New Abortion Numbers Don’t Show Whole Picture


The Centers for Disease Control and Prevention and the pro-abortion Guttmacher Institute each released new reports last November about abortion data for 2020, showing conflicting reports of a decrease in abortions versus a significant increase. While the lack of clarity in the number of abortions is alarming, the spread of do-it-yourself at-home abortions means that neither report is telling the whole story.

The CDC Numbers Versus Guttmacher Numbers

The CDC found that the number of abortions in 2020 decreased 2% from 2019. That seems like good news. Unfortunately, Guttmacher found that there’s been an 8% increase from 2017 to 2020.

Why don’t these two reports agree?

The CDC issues an annual report of abortion surveillance in the United States by collecting data from those states that choose to submit their data (California, Maryland, and New Hampshire don’t do so).

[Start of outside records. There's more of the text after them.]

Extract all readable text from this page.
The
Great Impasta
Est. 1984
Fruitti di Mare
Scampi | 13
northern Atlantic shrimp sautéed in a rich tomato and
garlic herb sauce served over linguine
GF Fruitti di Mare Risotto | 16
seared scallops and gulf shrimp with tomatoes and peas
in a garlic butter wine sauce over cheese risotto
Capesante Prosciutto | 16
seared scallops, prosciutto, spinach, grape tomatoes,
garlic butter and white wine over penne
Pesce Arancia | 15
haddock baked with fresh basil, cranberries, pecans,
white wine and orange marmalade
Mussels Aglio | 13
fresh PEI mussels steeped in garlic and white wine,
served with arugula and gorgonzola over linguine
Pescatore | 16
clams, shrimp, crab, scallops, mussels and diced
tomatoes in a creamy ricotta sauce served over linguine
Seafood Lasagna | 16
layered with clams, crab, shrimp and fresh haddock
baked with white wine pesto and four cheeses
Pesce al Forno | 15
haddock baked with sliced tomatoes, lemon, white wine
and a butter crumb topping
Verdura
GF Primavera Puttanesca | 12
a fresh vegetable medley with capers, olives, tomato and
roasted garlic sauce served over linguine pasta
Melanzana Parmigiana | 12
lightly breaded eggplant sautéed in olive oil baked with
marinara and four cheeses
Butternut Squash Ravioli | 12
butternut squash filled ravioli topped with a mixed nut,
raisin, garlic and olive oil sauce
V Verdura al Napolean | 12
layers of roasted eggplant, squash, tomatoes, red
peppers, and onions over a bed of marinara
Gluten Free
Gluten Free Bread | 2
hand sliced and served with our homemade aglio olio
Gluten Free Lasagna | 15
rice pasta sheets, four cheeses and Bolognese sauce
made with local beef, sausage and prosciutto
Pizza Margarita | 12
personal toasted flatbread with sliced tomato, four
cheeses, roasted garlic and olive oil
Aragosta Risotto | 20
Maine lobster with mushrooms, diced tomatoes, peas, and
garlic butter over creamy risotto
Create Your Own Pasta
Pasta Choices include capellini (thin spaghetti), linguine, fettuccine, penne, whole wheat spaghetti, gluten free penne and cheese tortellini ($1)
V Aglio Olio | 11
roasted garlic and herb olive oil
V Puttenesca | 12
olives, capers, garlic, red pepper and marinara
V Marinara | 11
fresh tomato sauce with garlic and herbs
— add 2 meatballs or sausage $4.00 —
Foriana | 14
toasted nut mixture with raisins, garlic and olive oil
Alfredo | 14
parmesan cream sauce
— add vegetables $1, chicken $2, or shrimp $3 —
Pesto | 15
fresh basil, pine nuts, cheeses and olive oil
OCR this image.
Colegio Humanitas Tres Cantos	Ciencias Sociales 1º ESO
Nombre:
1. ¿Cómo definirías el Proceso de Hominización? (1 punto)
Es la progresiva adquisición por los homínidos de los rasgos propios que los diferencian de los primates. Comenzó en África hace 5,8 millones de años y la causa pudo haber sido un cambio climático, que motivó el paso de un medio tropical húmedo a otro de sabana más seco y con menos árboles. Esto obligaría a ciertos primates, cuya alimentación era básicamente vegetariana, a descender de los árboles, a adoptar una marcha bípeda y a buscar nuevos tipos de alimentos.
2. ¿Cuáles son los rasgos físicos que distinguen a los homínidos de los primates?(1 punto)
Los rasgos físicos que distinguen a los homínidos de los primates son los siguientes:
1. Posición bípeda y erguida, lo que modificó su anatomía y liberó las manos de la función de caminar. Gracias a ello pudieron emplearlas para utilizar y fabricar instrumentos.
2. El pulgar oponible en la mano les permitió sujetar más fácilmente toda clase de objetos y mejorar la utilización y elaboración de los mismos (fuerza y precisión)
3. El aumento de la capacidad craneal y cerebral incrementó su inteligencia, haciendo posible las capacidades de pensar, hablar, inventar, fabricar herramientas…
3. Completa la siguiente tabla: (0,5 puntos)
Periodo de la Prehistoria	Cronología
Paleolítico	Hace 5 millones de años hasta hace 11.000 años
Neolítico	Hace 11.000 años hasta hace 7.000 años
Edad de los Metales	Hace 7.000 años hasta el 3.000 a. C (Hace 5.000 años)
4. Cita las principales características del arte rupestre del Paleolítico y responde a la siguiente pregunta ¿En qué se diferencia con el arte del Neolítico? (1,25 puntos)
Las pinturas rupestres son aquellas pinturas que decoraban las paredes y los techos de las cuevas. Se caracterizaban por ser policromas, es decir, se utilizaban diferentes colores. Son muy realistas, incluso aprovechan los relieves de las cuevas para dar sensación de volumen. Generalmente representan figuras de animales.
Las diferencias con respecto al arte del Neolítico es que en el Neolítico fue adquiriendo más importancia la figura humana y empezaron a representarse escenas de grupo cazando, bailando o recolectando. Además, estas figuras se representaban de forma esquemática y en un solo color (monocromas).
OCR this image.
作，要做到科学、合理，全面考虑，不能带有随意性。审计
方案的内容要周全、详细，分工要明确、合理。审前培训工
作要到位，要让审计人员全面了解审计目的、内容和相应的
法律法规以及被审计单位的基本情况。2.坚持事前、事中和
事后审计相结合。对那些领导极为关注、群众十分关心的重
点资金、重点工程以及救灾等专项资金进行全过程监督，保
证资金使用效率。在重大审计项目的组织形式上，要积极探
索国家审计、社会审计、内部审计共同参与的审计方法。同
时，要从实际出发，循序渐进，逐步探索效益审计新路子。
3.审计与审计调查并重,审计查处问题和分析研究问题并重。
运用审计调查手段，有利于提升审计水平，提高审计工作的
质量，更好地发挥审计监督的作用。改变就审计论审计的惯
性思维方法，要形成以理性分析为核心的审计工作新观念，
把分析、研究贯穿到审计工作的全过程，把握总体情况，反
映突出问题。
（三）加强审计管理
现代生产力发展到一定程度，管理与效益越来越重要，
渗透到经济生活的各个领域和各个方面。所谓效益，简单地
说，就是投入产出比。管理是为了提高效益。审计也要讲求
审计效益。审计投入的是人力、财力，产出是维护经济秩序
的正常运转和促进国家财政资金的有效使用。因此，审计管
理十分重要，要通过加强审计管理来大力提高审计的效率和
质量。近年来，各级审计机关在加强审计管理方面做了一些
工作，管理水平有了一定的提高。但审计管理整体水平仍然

In contrast, the Guttmacher Institute—formerly the research arm of Planned Parenthood—surveys abortion providers and clinics directly. This “Abortion Provider Census” is done every three years.

So, these two entities have different missions and draw from different sources. With no federally mandated system, these reports are the best we have. Still, both had shown a reliable trend of declining abortions for many years.

What the Numbers Say

The CDC reported:

  • There were 620,327 abortions in 2020. This is a 2% decrease from 2019 and a 15% decrease from 2011.
  • Ninety-three percent of abortions occurred in the first trimester (at or before 13 weeks gestation).
  • Fifty-one percent of abortions were conducted via abortion pills rather than a surgical procedure, though this is likely an undercount. The use of abortion pills went up 22% in the last year and an incredible 154% since 2011.

Guttmacher reported:

  • There were 930,160 abortions in 2020. This is over 300,000 more abortions than the CDC reported and an 8% increase since 2017.
  • Fifty-three percent of abortions were conducted via abortion pills—again, still a likely undercount. The use of abortion pills has gone up 45% since 2017.

As Guttmacher puts bluntly, their “findings demonstrate that the long-term decline in abortion in the US had reversed.” That’s good news for the abortion industry. It’s horrific news for babies and for Americans who want our laws and our culture to protect every human person.

Undercounting?

Why is there likely an undercount?

First, the CDC is missing data from abortion-friendly states like California and Maryland. Guttmacher also acknowledges the limits of its own census, which, like the CDC, is voluntary.

Second, the growing use of abortion pills at home makes it harder to count actual abortions. Guttmacher counts chemical (abortion pill) abortions that “occurred in clinical settings” but points out that during their census, roughly 55,000 people requested abortion pills online without going to a facility, according to one study. How many of these women got pills and went through with an abortion? And how many more women got abortion pills from unscrupulous foreign and domestic sources? We don’t know.

Abortion Pill Risks

The complication rate from abortion pills is four times that of a first-trimester surgical abortion. One study found that between 2002 and 2015, emergency room visits following a chemical abortion ballooned by more than 500%.

Both the CDC and Guttmacher confirm that more and more women are opting for abortion pills. And without better data collection and adverse event monitoring, we can’t know just how many women take this health and safety risk.

What Now?

Policymakers should agree that we can do better than the status quo in which we don’t fully understand where, when, how, and how often abortions occur.

At the federal level, a better path forward should start with:

  • Creating a streamlined national standard for abortion reporting to encompass data from all states and territories to ensure that federal abortion data is both reliable and accurate.
  • Reversing the Food and Drug Administration’s decision allowing telemedicine abortion, abortion pill by mail, and retail pharmacies to dispense abortion pills.
  • Enforcing existing laws and preventing international actors from shipping chemical abortion drugs to women in the United States while prosecuting those who fail to comply.

These actions would help address the problem of counting—and undercounting—the number of abortions that occur in the U.S. each year. And they would be a step in the right direction to protect unborn children and women’s health and safety from the emerging do-it-yourself abortion pill Wild West.

Last summer in Dobbs v. Jackson Women’s Health Organization, the Supreme Court corrected a grave wrong and overturned Roe v. Wade. This paved the way for lifesaving laws to go into effect in states across the country.

But the CDC and Guttmacher reports are a sobering reminder of just how high the stakes are. Every single life lost to abortion is precious and irreplaceable. We won’t see the impact of the Dobbs decision in the data for a couple more years. But it’s clear that abortion pills will pose the single biggest threat to pro-life progress in a post-Roe world.